The Canadian men opened the day with a 21-10 win over Kenya before losing 38-19 to France in the consolation Bowl semifinals.

Fiji won the tournament title later Sunday, routing defending champion New Zealand 33-19 in the final. South Africa finished third, beating Samoa 26-5. The U.S. Eagles were fifth.

Drawn in a tough pool Canada went 1-2 in the first two days of competition, with a victory over unheralded Belgium and losses to Samoa (24-19) and Fiji (45-0).

On Sunday, Harry Jones, John Moonlight and Sean White scored tries for Canada against Kenya with Jones kicking three conversions. Liam Underwood, who eventually left with an injury, scored two tries and Pat Kay added another with two conversions from Jones in the loss to France.

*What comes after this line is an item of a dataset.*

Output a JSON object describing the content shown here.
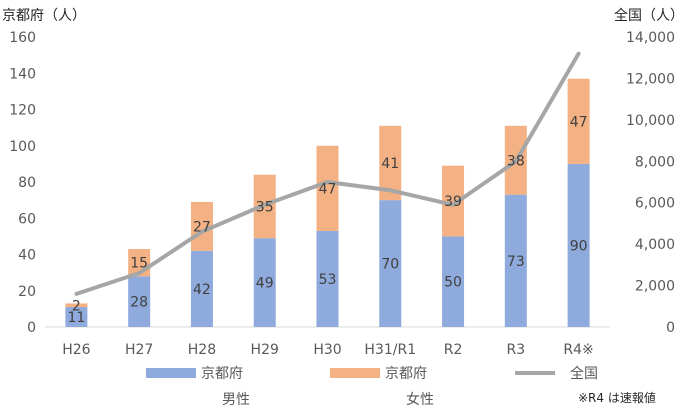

The win was Fiji's third in four years in the Hong Kong Sevens, and a record-extending 13th in the tournament.

Fiji's third win from six tournaments in the sevens world series also lifted it above New Zealand into second place, two points behind leader South Africa, and in position to win a first series in nine years. New Zealand, overall champion last season, is one point behind.

Canada remains in 13th place

The Japan Sevens is next weekend in Tokyo. Canada is will play in a pool with Kenya, South Africa and the U.S.

Fiji raced to a 21-0 lead in the first half of the final, taking the tension out of the 12th final matchup between the tournament's most successful sides.

Each time New Zealand rallied, Fiji had a reply, and even denied New Zealand the last say when Fiji's Vatemo Ravouvou and Apisai Domolailai bundled out Rieko Ioane just shy of the left corner flag.

"Tactically, we were really astute," Fiji coach Ben Ryan said. "I'm really pleased with the way they managed the final."

Fiji did well merely to survive its quarter-final. It led England 14-5 with a penalty try, then lost a man to the sin-bin, too. England, at 14-12 down, gave James Rodwell a chance in the right corner, but Rawaca pulled off a brilliant try-saving tackle.

Fiji blasted to a 21-0 lead against South Africa in the semifinals then just managed to hold on 21-15 in another thriller.

"That's a great Fijian side," New Zealand coach Gordon Tietjens said. "They defended really well and a couple of length-of-the-field tries killed us."